Yes, a truck stop. While taking a break from an early morning long drive (in which we departed when it was still pitch black outside) to refill the tank, reload on snacks, eat breakfast, and use the restrooms, we found a space in the parking lot and began draping ourselves in tallitot and wrapping tefillin. The initial concerns of some USYers about praying in such a public domain that they had expressed earlier in the summer had quickly faded. They took turns leading services, davening loudly, full of ruach. In a weird way, that parking lot had become more of a makom kodesh than any other place where we had prayed that summer. There was no sanctuary, no ark, and no pews to help us identify it as sacred space. There was no crater, waterfall, lake, sunrise, or sunset to help us appreciate God’s creations. There were only busses and eighteen-wheelers, gas pumps, a convenience store, and bathrooms. And community. And God. Our community of fifty USYers and five staff members turned that parking lot and that truck stop into our sanctuary.

This Shabbat, we read Parashat Terumah in which the Israelites are given the initial instructions regarding how to build the Mishkan, the Tabernacle, the traveling sanctuary in the wilderness. The Israelites were commanded to bring gifts, if their hearts desired, of gold, silver, and copper, blue, purple, and crimson yarns, linen, ram and dolphin skins, and acacia wood. God’s command found in Exodus 25:8 is a simple and powerful one:

V’asu Li Mikdash, v’shachanti B’tocham.

Make for Me a Sanctuary so that I may dwell among you.

The beauty of the Mishkan compared to the Beit Mikdash, the Holy Temple that once stood in Jerusalem, is that the Tabernacle was temporary. The Mishkan moved with the Israelites. While the Torah portion may focus on the gifts and materials needed to make such a sanctuary, the most important aspect of that sanctuary was the people – the community. Wherever they traveled and wandered in the desert, they built their sanctuary.

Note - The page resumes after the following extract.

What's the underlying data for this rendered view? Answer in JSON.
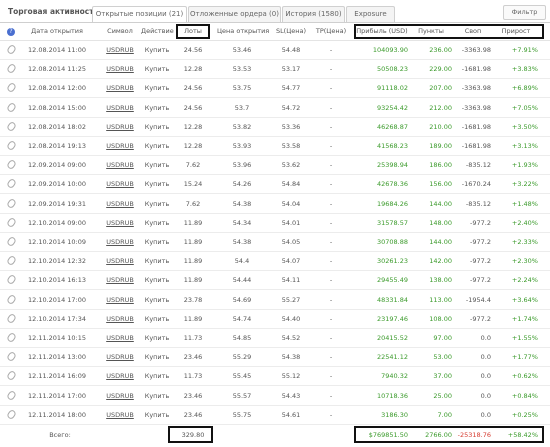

As we celebrate the beauty of our sanctuaries this Shabbat, let us remember the most important part of those sanctuaries: us. More so than buildings, more so than nature, it is the people within that space who turn that space into a sacred space, who help all recognize that God is present, and was always present. So let us truly celebrate community, for it is community that turns our spaces into sacred spaces. It is coming together as community that allows God to fulfill God’s promise of “shachanti b’tocham”, that God will dwell among us. This allows us to find God in our synagogue buildings, in nature, and yes, even at truck stops.